On Thursday, Pegasus chairman Jianjun Sun is expected to join Shamberg and Greisman in announcing an agreement to begin work on an action-drama based on Barbara Tuchman’s Pulitzer Prize-winning book Stilwell and the American Experience in China. The book, which was first published in 1971, wrestled with the complexities of a military leader who trekked out of Burma to escape the Japanese, fought with underling Claire Chennault over the efficacy of his air war, and infuriated Chiang while winning enough loyalty among Chinese soldiers to be remembered today in China as a hero, with his own museum in Chongqing. (According to The New York Times, Stilwell, in the sort of tribute at which he excelled, once declared Washington to be “as big a pile of manure as Chungking was.”)
The project, which has yet to find its screenwriters, is among the first to tap a $100 million development fund recently formed by Pegasus and the China Film Group’s China Film Company unit. Han Sanping, former chairman of the China Film Group, will be an executive producer. Greisman, who is represented by Paradigm’s Bob Bookman, and Shamberg, represented by CAA’s Jonah Greenberg, will collaborate, after having worked together on films like Modern Problems and Heart Beat much earlier in their careers.
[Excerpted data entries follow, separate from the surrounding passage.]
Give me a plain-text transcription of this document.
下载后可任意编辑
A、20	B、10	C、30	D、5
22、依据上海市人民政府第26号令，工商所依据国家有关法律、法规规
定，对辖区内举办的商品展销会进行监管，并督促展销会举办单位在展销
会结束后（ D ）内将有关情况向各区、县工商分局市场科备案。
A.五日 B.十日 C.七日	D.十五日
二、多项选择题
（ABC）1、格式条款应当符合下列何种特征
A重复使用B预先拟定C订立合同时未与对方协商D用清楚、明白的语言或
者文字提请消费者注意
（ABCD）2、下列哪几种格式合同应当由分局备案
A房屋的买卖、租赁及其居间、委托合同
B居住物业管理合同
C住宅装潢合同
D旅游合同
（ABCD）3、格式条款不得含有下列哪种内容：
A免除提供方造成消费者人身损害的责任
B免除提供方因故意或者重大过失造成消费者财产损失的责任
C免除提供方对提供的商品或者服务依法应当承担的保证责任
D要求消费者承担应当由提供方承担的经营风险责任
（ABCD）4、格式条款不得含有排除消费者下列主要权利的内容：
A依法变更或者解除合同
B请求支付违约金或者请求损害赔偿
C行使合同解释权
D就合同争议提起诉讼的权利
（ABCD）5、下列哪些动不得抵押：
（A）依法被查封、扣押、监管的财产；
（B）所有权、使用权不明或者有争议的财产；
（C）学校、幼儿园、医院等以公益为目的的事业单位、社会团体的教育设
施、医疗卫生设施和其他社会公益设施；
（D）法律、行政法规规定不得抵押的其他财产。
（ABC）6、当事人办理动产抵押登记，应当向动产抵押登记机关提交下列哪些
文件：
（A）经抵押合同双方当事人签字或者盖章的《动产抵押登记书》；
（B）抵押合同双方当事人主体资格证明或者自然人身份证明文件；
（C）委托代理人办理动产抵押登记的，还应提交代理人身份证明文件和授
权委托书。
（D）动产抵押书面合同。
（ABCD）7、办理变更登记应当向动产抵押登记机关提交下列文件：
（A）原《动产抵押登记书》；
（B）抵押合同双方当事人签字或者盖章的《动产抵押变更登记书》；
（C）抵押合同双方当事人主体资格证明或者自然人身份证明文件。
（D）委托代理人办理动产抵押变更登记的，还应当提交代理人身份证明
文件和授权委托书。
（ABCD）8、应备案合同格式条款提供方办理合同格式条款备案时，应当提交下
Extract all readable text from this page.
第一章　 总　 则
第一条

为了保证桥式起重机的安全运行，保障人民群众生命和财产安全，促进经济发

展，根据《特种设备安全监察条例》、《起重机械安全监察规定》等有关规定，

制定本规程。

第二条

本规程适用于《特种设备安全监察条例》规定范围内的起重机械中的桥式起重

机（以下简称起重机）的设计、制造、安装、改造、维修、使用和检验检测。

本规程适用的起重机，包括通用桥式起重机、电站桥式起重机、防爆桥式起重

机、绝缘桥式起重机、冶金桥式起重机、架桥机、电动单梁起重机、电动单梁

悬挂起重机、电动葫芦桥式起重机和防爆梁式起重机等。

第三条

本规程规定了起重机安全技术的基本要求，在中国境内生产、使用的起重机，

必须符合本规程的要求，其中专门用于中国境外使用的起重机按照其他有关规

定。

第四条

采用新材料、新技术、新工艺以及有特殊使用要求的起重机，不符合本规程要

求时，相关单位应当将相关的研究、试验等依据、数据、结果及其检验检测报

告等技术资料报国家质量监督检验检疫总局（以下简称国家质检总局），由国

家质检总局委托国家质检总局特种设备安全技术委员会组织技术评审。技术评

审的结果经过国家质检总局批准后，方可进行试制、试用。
And, if all goes well, General Stilwell, as the project is titled, will eventually emerge as a Chinese co-production with an audience in the United States, access to China’s theaters without regard to that country’s import quota, and a story that will fulfill a key requirement of the new development fund, by matching Chinese and Western cultural elements—as vinegary as those may sometimes be.